Lo único que los datos demuestran que es útil es el uso de las vacunas, que reducen muchísimo el riesgo de enfermar gravemente, de manera que están logrando -junto a la lógica evolución del virus hacia una mayor capacidad de contagio pero con una menor gravedad- que la mayoría de infectados actuales no tengan síntomas o sean los de un catarro. Ésa es la realidad: mucho contagio -también porque ahora se hacen muchos más test-, pero, gracias a Dios, pocos casos graves, siendo la mayoría leves o sin síntomas.

El camino a seguir es el inverso: en esta mitad de nuevo año en el que entraremos, debería poder abandonarse el uso obligatorio de la mascarilla en todos los lugares y dejar atrás la psicosis en la que vivimos, desde el análisis riguroso de los datos.
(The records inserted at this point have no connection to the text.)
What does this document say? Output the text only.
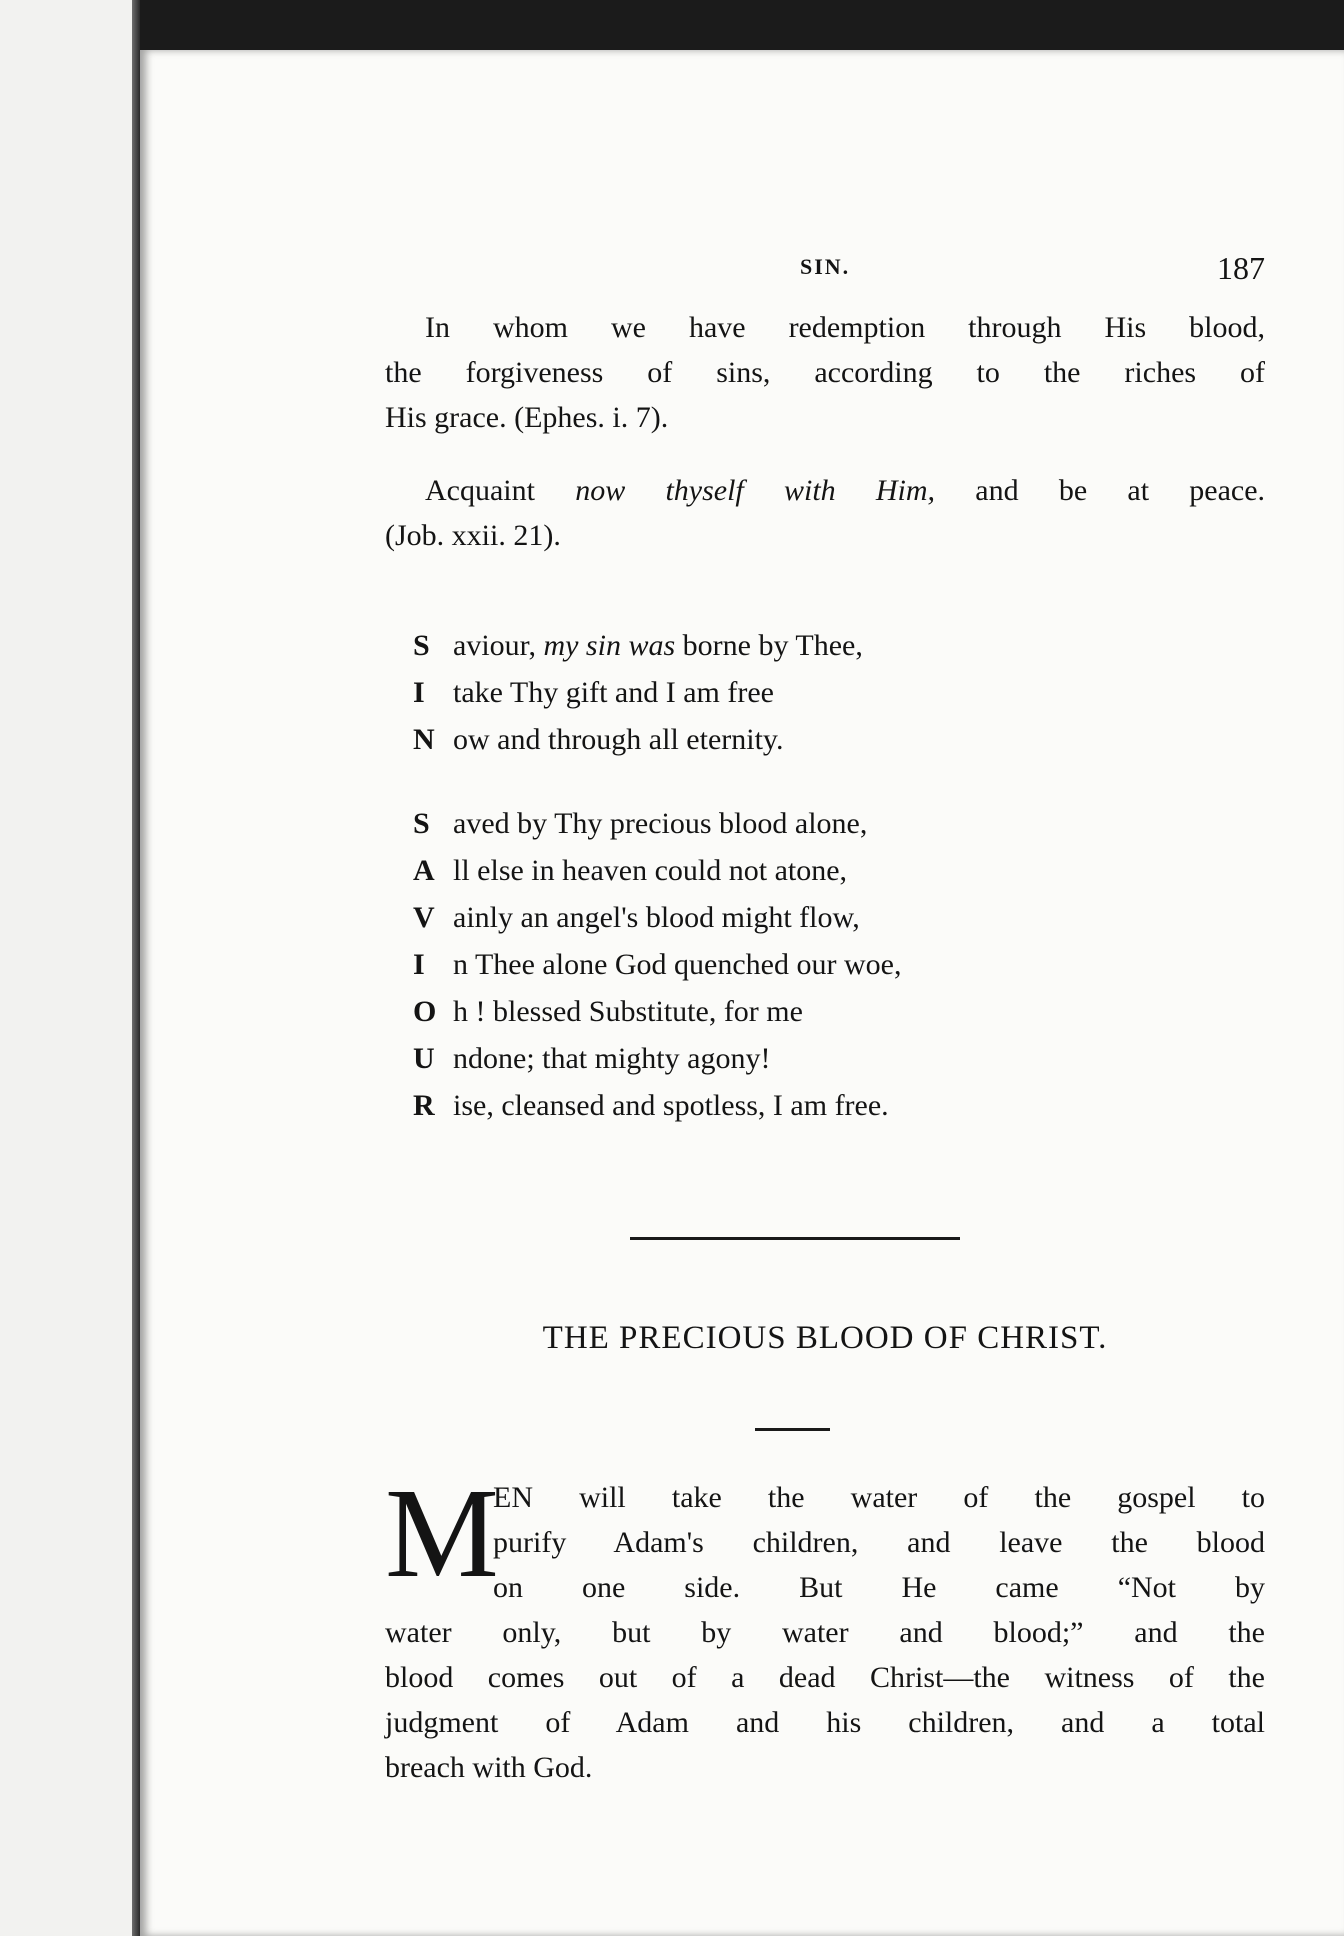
SIN.	187
In whom we have redemption through His blood,
the forgiveness of sins, according to the riches of
His grace. (Ephes. i. 7).
Acquaint now thyself with Him, and be at peace.
(Job. xxii. 21).
S aviour, my sin was borne by Thee,
I take Thy gift and I am free
N ow and through all eternity.
S aved by Thy precious blood alone,
A ll else in heaven could not atone,
V ainly an angel's blood might flow,
I n Thee alone God quenched our woe,
O h ! blessed Substitute, for me
U ndone; that mighty agony!
R ise, cleansed and spotless, I am free.
THE PRECIOUS BLOOD OF CHRIST.
M
EN will take the water of the gospel to
purify Adam's children, and leave the blood
on one side. But He came “Not by
water only, but by water and blood;” and the
blood comes out of a dead Christ—the witness of the
judgment of Adam and his children, and a total
breach with God.
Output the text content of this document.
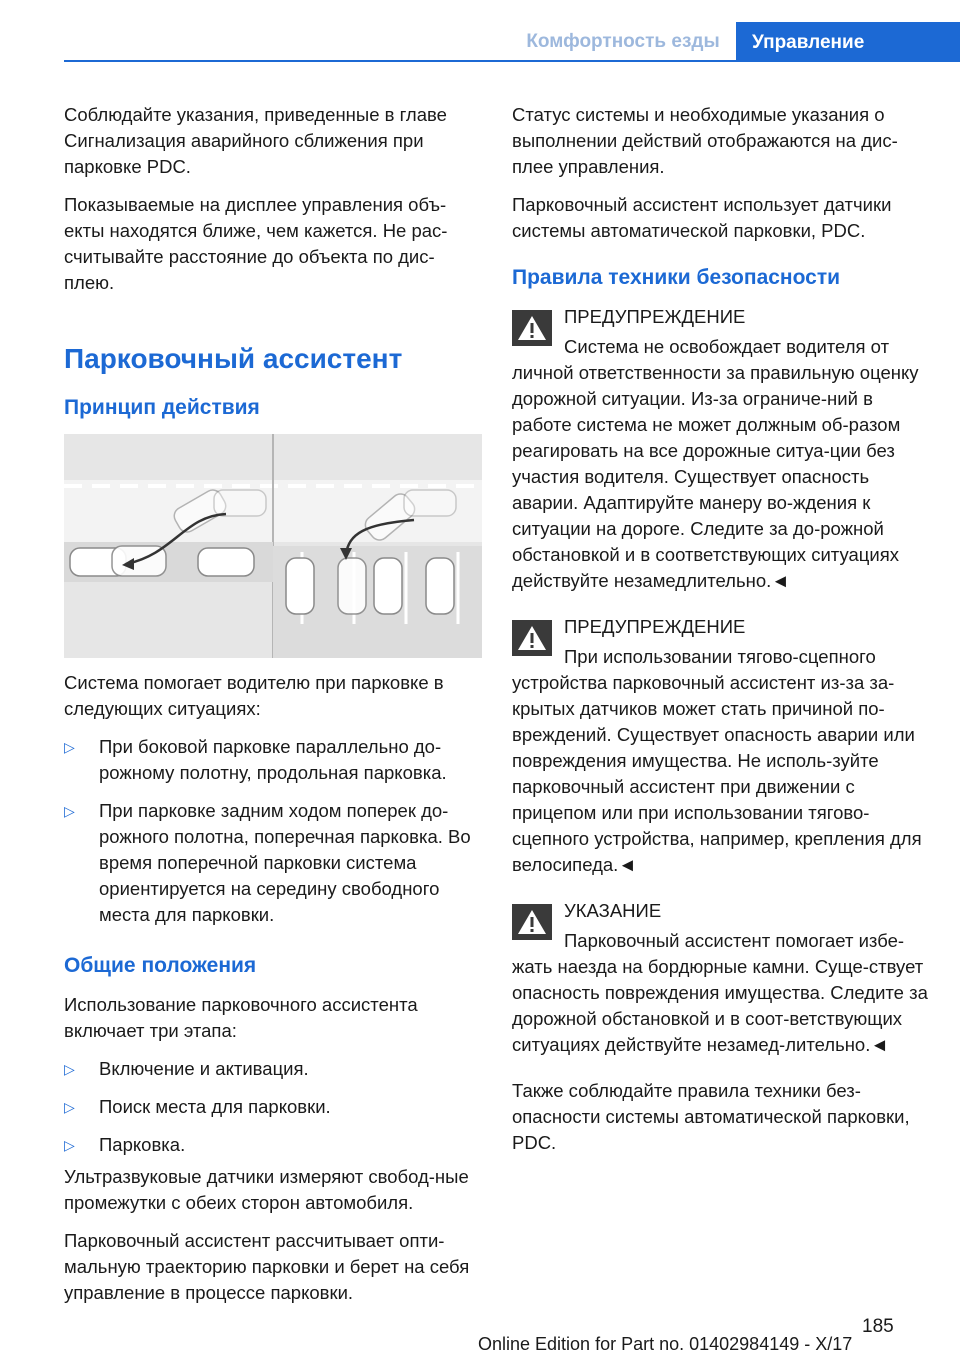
Комфортность езды	Управление

Соблюдайте указания, приведенные в главе Сигнализация аварийного сближения при парковке PDC.

Показываемые на дисплее управления объ-екты находятся ближе, чем кажется. Не рас-считывайте расстояние до объекта по дис-плею.

Парковочный ассистент
Принцип действия

Система помогает водителю при парковке в следующих ситуациях:

▷ При боковой парковке параллельно до-рожному полотну, продольная парковка.
▷ При парковке задним ходом поперек до-рожного полотна, поперечная парковка. Во время поперечной парковки система ориентируется на середину свободного места для парковки.
Общие положения

Использование парковочного ассистента включает три этапа:

▷ Включение и активация.
▷ Поиск места для парковки.
▷ Парковка.

Ультразвуковые датчики измеряют свобод-ные промежутки с обеих сторон автомобиля.

Парковочный ассистент рассчитывает опти-мальную траекторию парковки и берет на себя управление в процессе парковки.

Статус системы и необходимые указания о выполнении действий отображаются на дис-плее управления.

Парковочный ассистент использует датчики системы автоматической парковки, PDC.

Правила техники безопасности
ПРЕДУПРЕЖДЕНИЕ
Система не освобождает водителя от
личной ответственности за правильную оценку дорожной ситуации. Из-за ограниче-ний в работе система не может должным об-разом реагировать на все дорожные ситуа-ции без участия водителя. Существует опасность аварии. Адаптируйте манеру во-ждения к ситуации на дороге. Следите за до-рожной обстановкой и в соответствующих ситуациях действуйте незамедлительно.◄
ПРЕДУПРЕЖДЕНИЕ
При использовании тягово-сцепного
устройства парковочный ассистент из-за за-крытых датчиков может стать причиной по-вреждений. Существует опасность аварии или повреждения имущества. Не исполь-зуйте парковочный ассистент при движении с прицепом или при использовании тягово-сцепного устройства, например, крепления для велосипеда.◄
УКАЗАНИЕ
Парковочный ассистент помогает избе-
жать наезда на бордюрные камни. Суще-ствует опасность повреждения имущества. Следите за дорожной обстановкой и в соот-ветствующих ситуациях действуйте незамед-лительно.◄

Также соблюдайте правила техники без-опасности системы автоматической парковки, PDC.

185
Online Edition for Part no. 01402984149 - X/17
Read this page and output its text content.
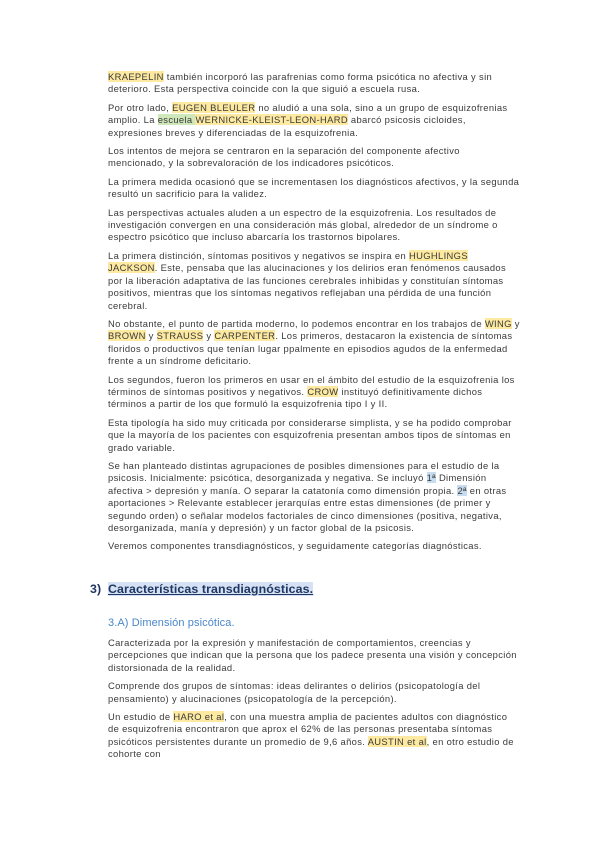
KRAEPELIN también incorporó las parafrenias como forma psicótica no afectiva y sin deterioro. Esta perspectiva coincide con la que siguió a escuela rusa.

Por otro lado, EUGEN BLEULER no aludió a una sola, sino a un grupo de esquizofrenias amplio. La escuela WERNICKE-KLEIST-LEON-HARD abarcó psicosis cicloides, expresiones breves y diferenciadas de la esquizofrenia.

Los intentos de mejora se centraron en la separación del componente afectivo mencionado, y la sobrevaloración de los indicadores psicóticos.

La primera medida ocasionó que se incrementasen los diagnósticos afectivos, y la segunda resultó un sacrificio para la validez.

Las perspectivas actuales aluden a un espectro de la esquizofrenia. Los resultados de investigación convergen en una consideración más global, alrededor de un síndrome o espectro psicótico que incluso abarcaría los trastornos bipolares.

La primera distinción, síntomas positivos y negativos se inspira en HUGHLINGS JACKSON. Este, pensaba que las alucinaciones y los delirios eran fenómenos causados por la liberación adaptativa de las funciones cerebrales inhibidas y constituían síntomas positivos, mientras que los síntomas negativos reflejaban una pérdida de una función cerebral.

No obstante, el punto de partida moderno, lo podemos encontrar en los trabajos de WING y BROWN y STRAUSS y CARPENTER. Los primeros, destacaron la existencia de síntomas floridos o productivos que tenían lugar ppalmente en episodios agudos de la enfermedad frente a un síndrome deficitario.

Los segundos, fueron los primeros en usar en el ámbito del estudio de la esquizofrenia los términos de síntomas positivos y negativos. CROW instituyó definitivamente dichos términos a partir de los que formuló la esquizofrenia tipo I y II.

Esta tipología ha sido muy criticada por considerarse simplista, y se ha podido comprobar que la mayoría de los pacientes con esquizofrenia presentan ambos tipos de síntomas en grado variable.

Se han planteado distintas agrupaciones de posibles dimensiones para el estudio de la psicosis. Inicialmente: psicótica, desorganizada y negativa. Se incluyó 1ª Dimensión afectiva > depresión y manía. O separar la catatonía como dimensión propia. 2ª en otras aportaciones > Relevante establecer jerarquías entre estas dimensiones (de primer y segundo orden) o señalar modelos factoriales de cinco dimensiones (positiva, negativa, desorganizada, manía y depresión) y un factor global de la psicosis.

Veremos componentes transdiagnósticos, y seguidamente categorías diagnósticas.

3) Características transdiagnósticas.
3.A) Dimensión psicótica.

Caracterizada por la expresión y manifestación de comportamientos, creencias y percepciones que indican que la persona que los padece presenta una visión y concepción distorsionada de la realidad.

Comprende dos grupos de síntomas: ideas delirantes o delirios (psicopatología del pensamiento) y alucinaciones (psicopatología de la percepción).

Un estudio de HARO et al, con una muestra amplia de pacientes adultos con diagnóstico de esquizofrenia encontraron que aprox el 62% de las personas presentaba síntomas psicóticos persistentes durante un promedio de 9,6 años. AUSTIN et al, en otro estudio de cohorte con
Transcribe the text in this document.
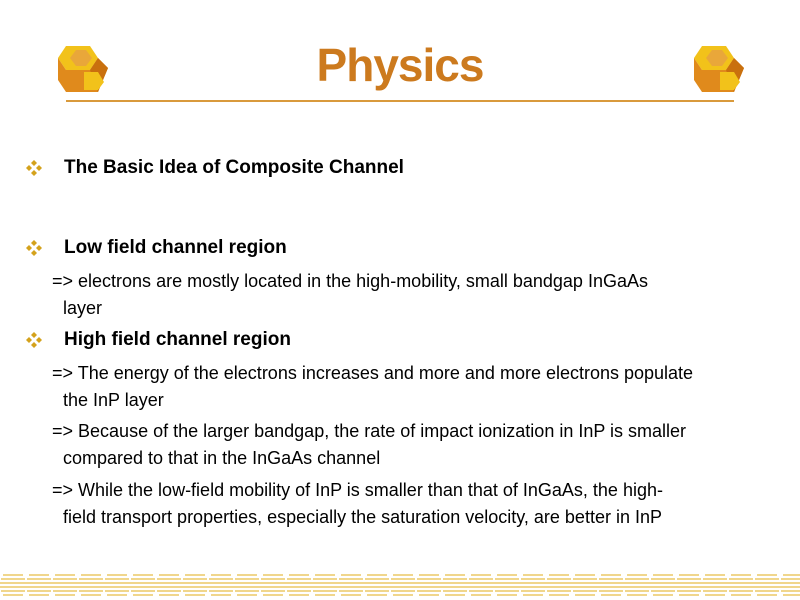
Physics
The Basic Idea of Composite Channel
Low field channel region
=> electrons are mostly located in the high-mobility, small bandgap InGaAs
layer
High field channel region
=> The energy of the electrons increases and more and more electrons populate
the InP layer
=> Because of the larger bandgap, the rate of impact ionization in InP is smaller
compared to that in the InGaAs channel
=> While the low-field mobility of InP is smaller than that of InGaAs, the high-
field transport properties, especially the saturation velocity, are better in InP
Desgraciadamente, seguirá habiendo personas que fallezcan de coronavirus, pero ya en unos niveles -salvo sorpresa triste- similares a los de cualquier otra enfermedad. La ciencia ha conseguido minimizar los daños, y los próximos fármacos habrán de completar este hito. Por supuesto, es triste el fallecimiento de cualquier persona, tanto por coronavirus como por cualquier otra enfermedad, pero en términos agregados debe procederse a un análisis sosegado y riguroso, porque, si no, los suicidios, que han aumentado un 7,4% en 2020, aumentarán todavía más, lamentablemente, así como el conjunto de enfermedades mentales, por no hablar de las circulatorias originadas por la ansiedad, falta de movimiento y por la preocupación de la ruina económica que se puede consolidar de no comenzar la vuelta a la normalidad sin adjetivos.